Da sass ich nun also mit offener Kinnlade und war mir nicht mehr so ganz sicher, wer mir mehr leidtat: Der Mann in seinem kindlichen Glauben -, oder Grossmutters Milchkuh...
Am Ende hielt ich den beiden einen Artikel über die Milchindustrie unter die Nase, den sie zwar lasen, aber irritiert und ohne weitere Worte kopfschüttelnd zur Seite legten.

Das Erschütternde an diesem Gespräch war nicht einmal nur die unreflektierte Behauptung an sich - es war diese felsenfeste Überzeugung des Mannes, dass seine Beobachtung in Kindertagen der Wahrheit entsprach, ungeachtet dessen, was ich ihm sonst noch alles über das Leben von Säugetieren erläuterte. Gleichzeitig nahm ich in seinem Gesicht den Ausdruck eines betrogenen Jungen wahr, der nicht glauben will, dass man ihn möglicherweise getäuscht hatte. Vielleicht war da auch Scham-; Scham darüber,
dass - sollte das stimmen, was ich erzählte - man sich nie Gedanken darüber gemacht hat und man es eigentlich hätte selbst wissen müssen!

Im Verlaufe des weiteren Gespräches, kamen noch einige bekannte Argumente auf den Tisch wie: Haustiere streichelt man, weil sie eben Haustiere sind. Gott hätte uns die Tiere gegeben, denn das stünde so in der Bibel. Veganer würden wollen, dass es keine Kühe, Hühner, Schafe, Schweine etc. mehr gäbe - ergo seien die Veganer die eigentlichen Tierfeinde!

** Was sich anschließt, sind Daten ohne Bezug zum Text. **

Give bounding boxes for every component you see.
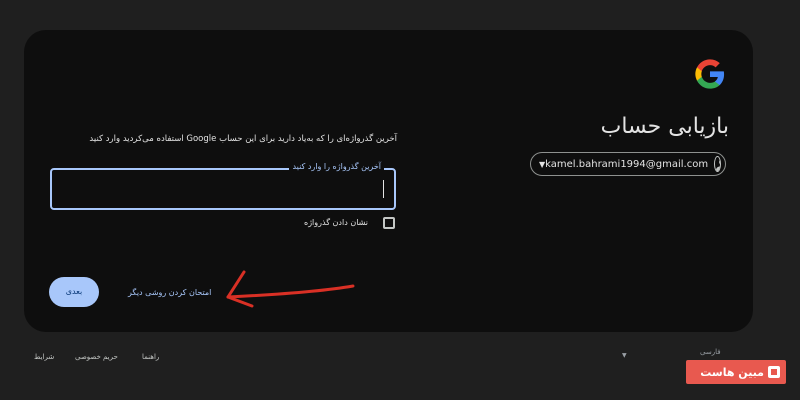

Immerhin nach der letzten Aussage platze mir dann doch noch der Kragen und ich gab freundlich, aber bestimmt zu bedenken, dass niemand der Fleischesser sich um die sogenannten «Nutztiere» kümmert, ausser sie lägen gesotten oder gebraten auf dem Teller! Keiner interessiere sich für das Wesen eines Schweines! Niemand würde erwähnen, er möchte jetzt mit einer Kuh kuscheln und es sei so schön, dass es Kühe gebe! Auch hätte ich noch nie gehört, dass jemand gerne mit Hühnern spielen würde!
Ich für meinen Teil könne also getrost sagen: Lieber es würden gar keine «Nutztiere» mehr ins Leben gezüchtet, als solche, die ihr Leben lang gequält, verstümmelt, missbraucht, vergewaltigt und getötet werden!

Spätestens da war der gemütliche Kaffeeplausch zu Ende und die beiden meinten sichtlich betupft, dass wir wohl in dieser Angelegenheit eine sehr unterschiedliche Ansicht hätten. Mit dem Link von «Dominion» in der Tasche, zogen sie eilig von dannen.

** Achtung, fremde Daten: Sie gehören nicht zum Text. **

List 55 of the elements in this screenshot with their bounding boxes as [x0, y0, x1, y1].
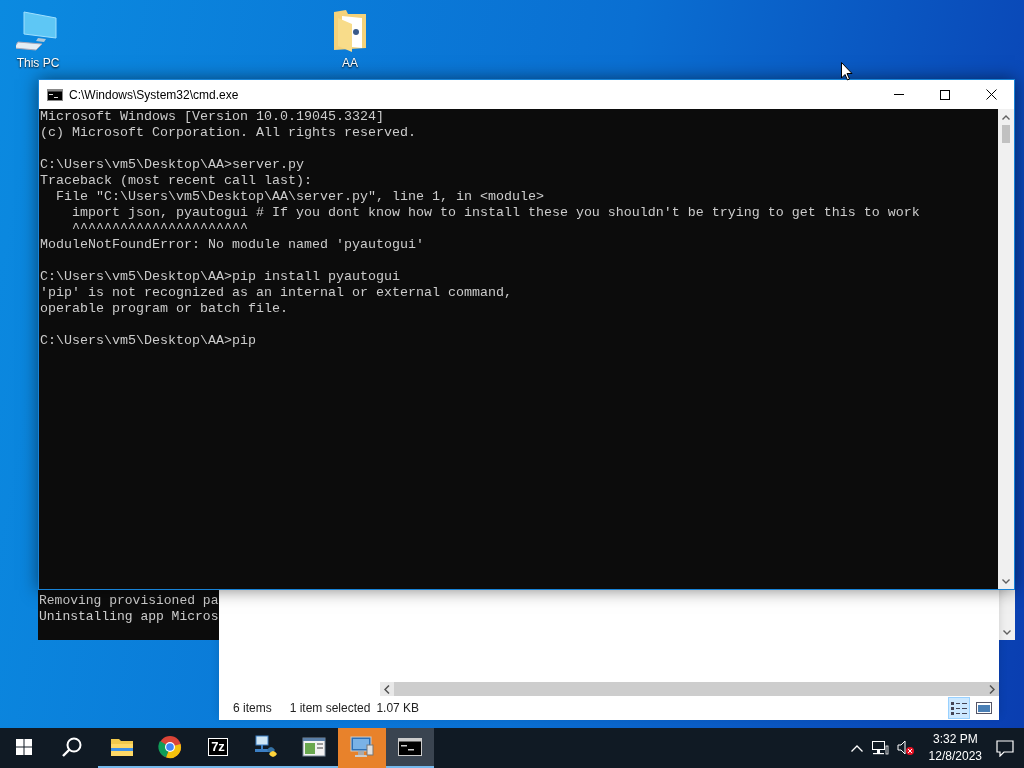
scroll-left-icon	[384, 684, 390, 694]
volume-muted-icon[interactable]	[896, 740, 915, 756]
clock-date[interactable]: 12/8/2023	[928, 748, 982, 765]
console-line: 'pip' is not recognized as an internal or external command,	[40, 285, 512, 301]
window-app-icon	[302, 737, 326, 757]
notification-icon[interactable]	[996, 739, 1014, 757]
maximize-icon	[940, 89, 950, 100]
console-line: operable program or batch file.	[40, 301, 288, 317]
desktop-icon-label[interactable]: AA	[342, 56, 358, 70]
windows-logo-icon	[16, 739, 32, 755]
minimize-icon	[894, 94, 904, 95]
console-line: C:\Users\vm5\Desktop\AA>pip install pyautogui	[40, 269, 400, 285]
window-title: C:\Windows\System32\cmd.exe	[69, 87, 240, 102]
scroll-right-icon	[989, 684, 995, 694]
network-app-icon	[253, 734, 279, 760]
scroll-down-icon	[1002, 578, 1010, 584]
console-line: (c) Microsoft Corporation. All rights reserved.	[40, 125, 416, 141]
console-line: ModuleNotFoundError: No module named 'pyautogui'	[40, 237, 424, 253]
details-view-icon	[951, 701, 967, 715]
scroll-up-icon	[1002, 114, 1010, 120]
horizontal-scrollbar[interactable]	[380, 682, 999, 696]
console-line: Microsoft Windows [Version 10.0.19045.3324]	[40, 109, 384, 125]
console-line: Removing provisioned pa	[39, 593, 219, 609]
chevron-up-icon[interactable]	[850, 744, 863, 752]
clock-time[interactable]: 3:32 PM	[932, 731, 978, 748]
search-icon	[62, 737, 82, 757]
view-button[interactable]	[948, 697, 970, 719]
selection-size: 1.07 KB	[376, 701, 420, 715]
console-line: C:\Users\vm5\Desktop\AA>pip	[40, 333, 256, 349]
taskbar-app-button[interactable]	[386, 728, 434, 768]
desktop-icon-label[interactable]: This PC	[16, 56, 60, 70]
folder-icon	[332, 8, 368, 52]
close-icon	[985, 89, 997, 100]
terminal-icon	[398, 738, 422, 756]
scrollbar[interactable]	[998, 109, 1014, 589]
terminal-icon	[47, 88, 63, 101]
selection-info: 1 item selected	[289, 701, 371, 715]
folder-icon	[110, 737, 134, 757]
archive-app-icon: 7z	[208, 738, 228, 756]
scrollbar-thumb[interactable]	[1002, 125, 1010, 143]
scroll-down-icon	[1003, 629, 1011, 635]
console-line: Traceback (most recent call last):	[40, 173, 312, 189]
thumbnail-view-icon	[976, 702, 992, 714]
scrollbar[interactable]	[999, 590, 1015, 640]
console-line: File "C:\Users\vm5\Desktop\AA\server.py", line 1, in <module>	[55, 189, 544, 205]
console-line: import json, pyautogui # If you dont know how to install these you shouldn't be trying to get this to work	[71, 205, 920, 221]
browser-icon	[158, 735, 182, 759]
console-line: ^^^^^^^^^^^^^^^^^^^^^^	[71, 221, 248, 237]
computer-icon	[16, 8, 60, 52]
item-count: 6 items	[233, 701, 272, 715]
console-line: C:\Users\vm5\Desktop\AA>server.py	[40, 157, 304, 173]
monitor-app-icon	[349, 735, 375, 759]
taskbar-app-button[interactable]: 7z	[194, 728, 242, 768]
network-icon[interactable]	[870, 740, 889, 756]
console-line: Uninstalling app Micros	[39, 609, 219, 625]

Ob sie sich diese Dokumentation je anschauen werden, vermag ich zu bezweifeln, aber etwas hängengeblieben ist dennoch: Es ist diese innere mulmige Gewissheit, dass man etwas von sich weist, das offensichtlich ist, auch wenn man noch so bestrebt ist, die Augen davor zu verschliessen.